In a community like King’s Cove in the 1940s, you didn’t need much more phone. If you wanted to phone somebody you turned the crank and got an operator, who would put you through to someone local, or even across the pond to the old country. I know that when I was a toddler, we had to count the number of rings before we picked up. In the world of party lines you were supposed to only pick up when the call was for you, because you didn’t want to listen to other people’s conversations. Well, you did, of course. But it was considered quite bad form.
Today we wouldn’t consider walking across the street to the drug store without our cellphones, in case something catastrophic happened in the five minutes it takes to pick up blue nail polish, but it is remarkable that in some parts of rural BC some places weren’t ‘on the phone’ until the early 1950s. In these early post war years, even some homes in small towns didn’t have telephones, because there were public phones on the street.
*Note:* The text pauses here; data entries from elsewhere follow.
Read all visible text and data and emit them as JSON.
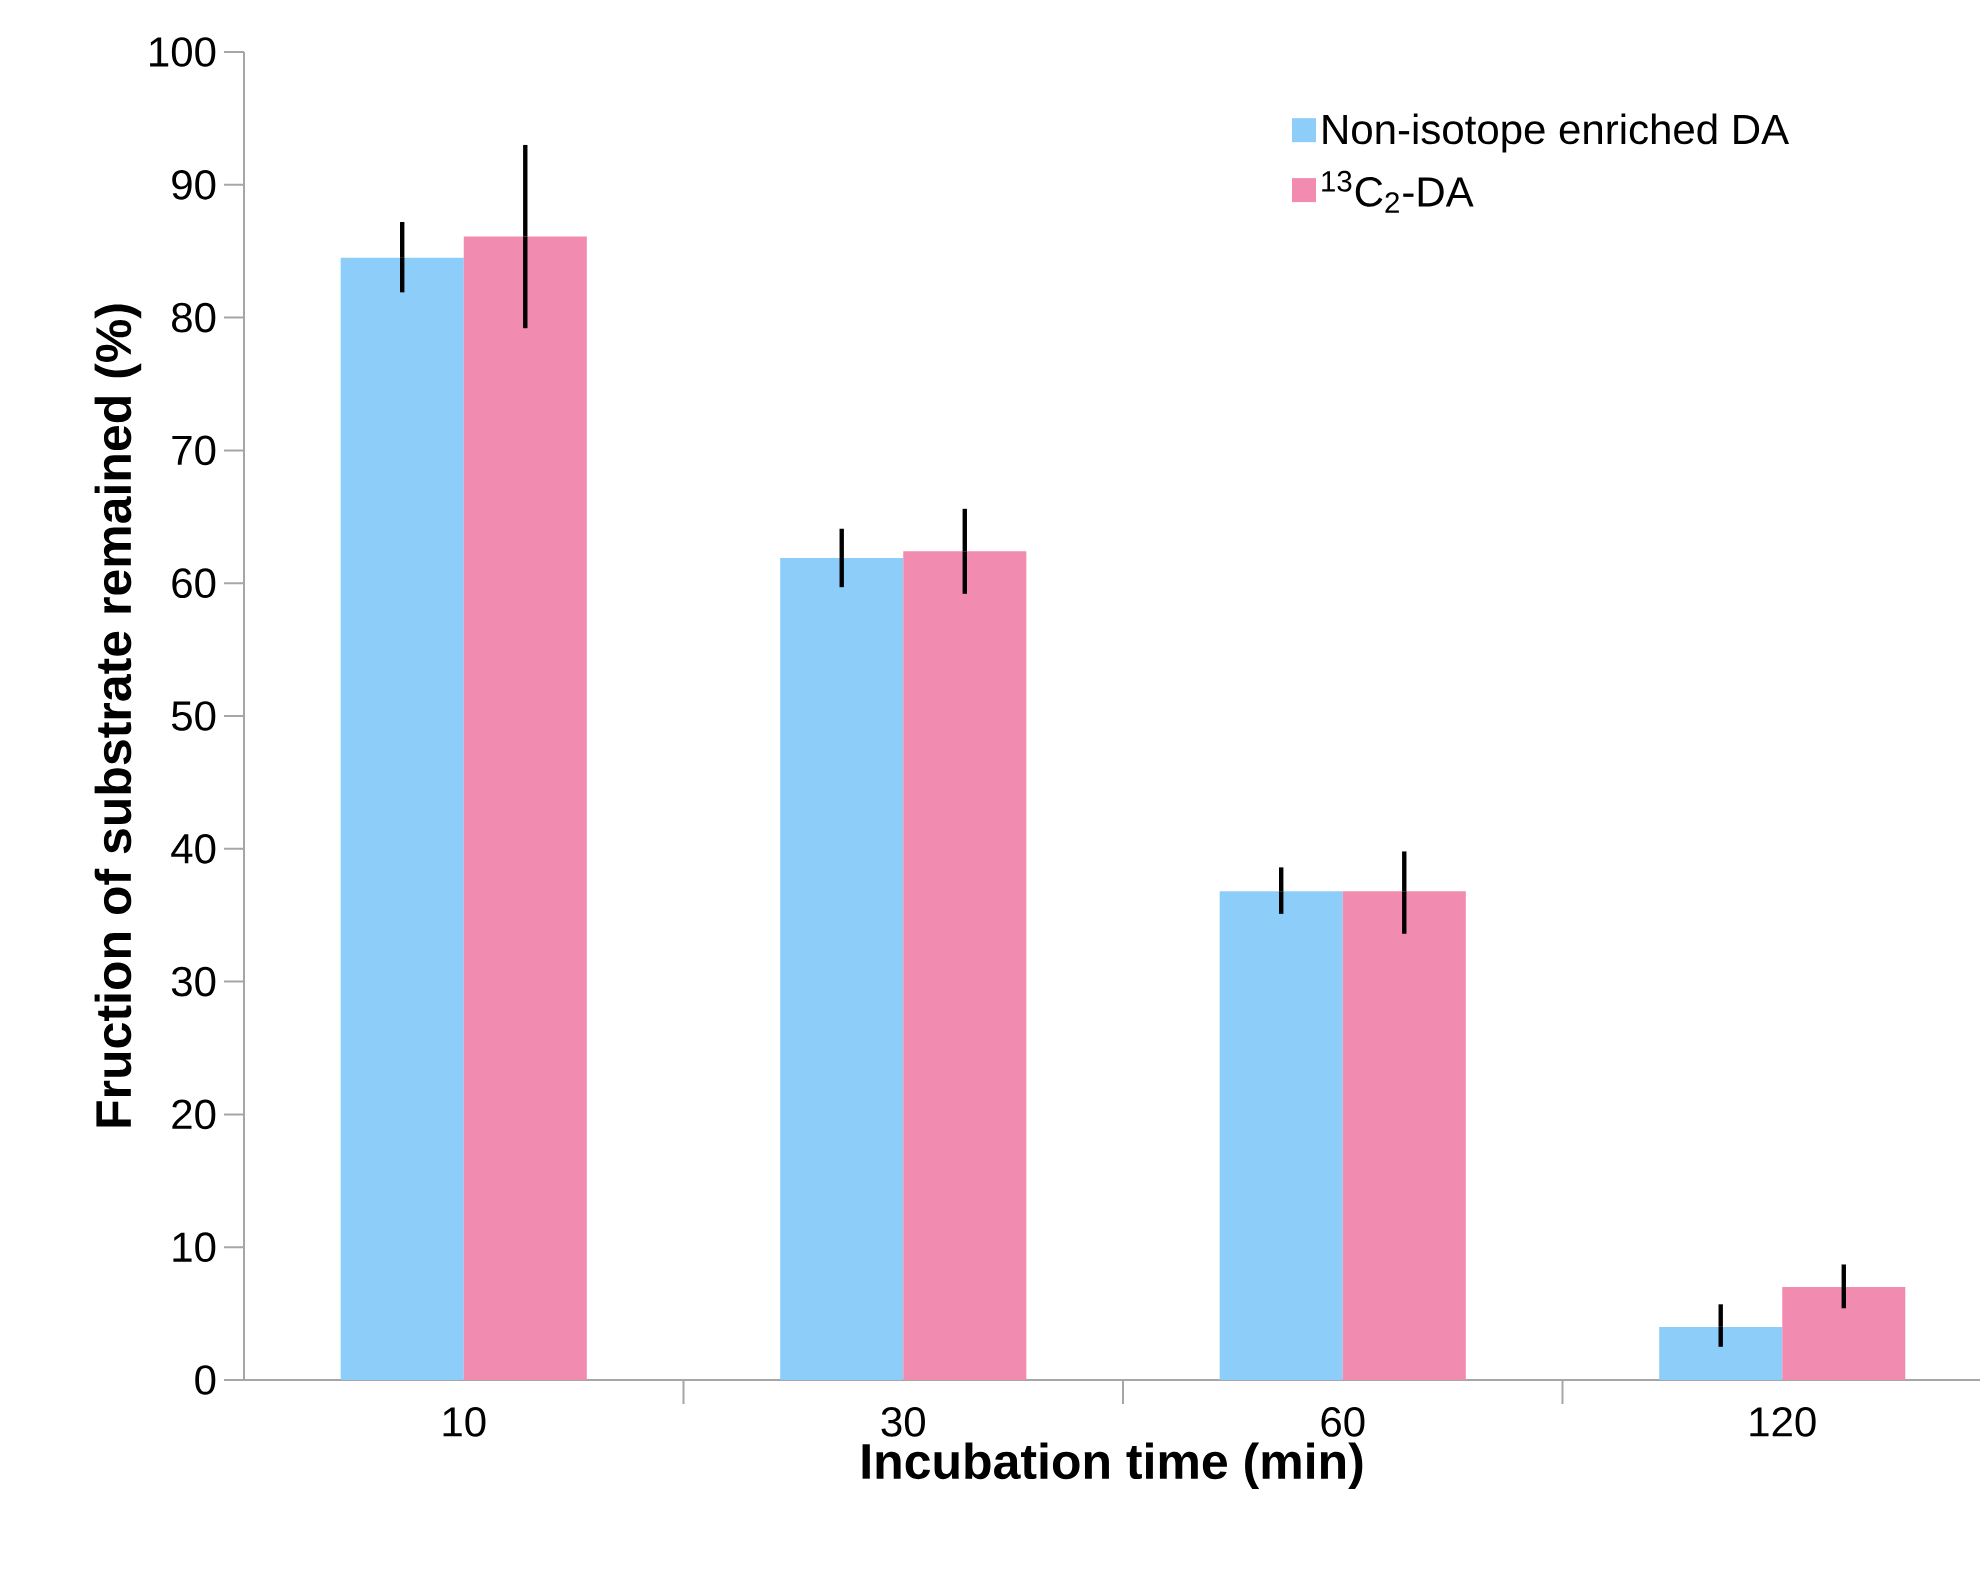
{
  "chart_data": {
    "type": "bar",
    "xlabel": "Incubation time (min)",
    "ylabel": "Fruction of substrate remained (%)",
    "categories": [
      "10",
      "30",
      "60",
      "120"
    ],
    "series": [
      {
        "name": "Non-isotope enriched DA",
        "color": "#8ccdfa",
        "values": [
          84.5,
          61.9,
          36.8,
          4.0
        ],
        "errors": [
          [
            81.9,
            87.2
          ],
          [
            59.7,
            64.1
          ],
          [
            35.1,
            38.6
          ],
          [
            2.5,
            5.7
          ]
        ]
      },
      {
        "name": "$^{13}$C$_{2}$-DA",
        "color": "#f28bb0",
        "values": [
          86.1,
          62.4,
          36.8,
          7.0
        ],
        "errors": [
          [
            79.2,
            93.0
          ],
          [
            59.2,
            65.6
          ],
          [
            33.6,
            39.8
          ],
          [
            5.4,
            8.7
          ]
        ]
      }
    ],
    "ylim": [
      0,
      100
    ],
    "yticks": [
      0,
      10,
      20,
      30,
      40,
      50,
      60,
      70,
      80,
      90,
      100
    ],
    "legend": "top right",
    "grid": false
  }
}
Quite restful, really.
But at the same time, if you were stuck somewhere in the snow, or had a flat on a rural road, or had just been kidnapped by an evil-doer, and left on the side of a mountain you’d been driven to blindfolded, you pretty well had to have sensible shoes and be able to figure out where north was. It was likely a long walk to find someone who had a phone.
Luckily for Lane, and for us, the denizens of King’s Cove are busy and nosy, and all on the telephone…they wouldn’t dream of being out of the loop for a single second, at the rate that Lane Winslow, is finding bodies.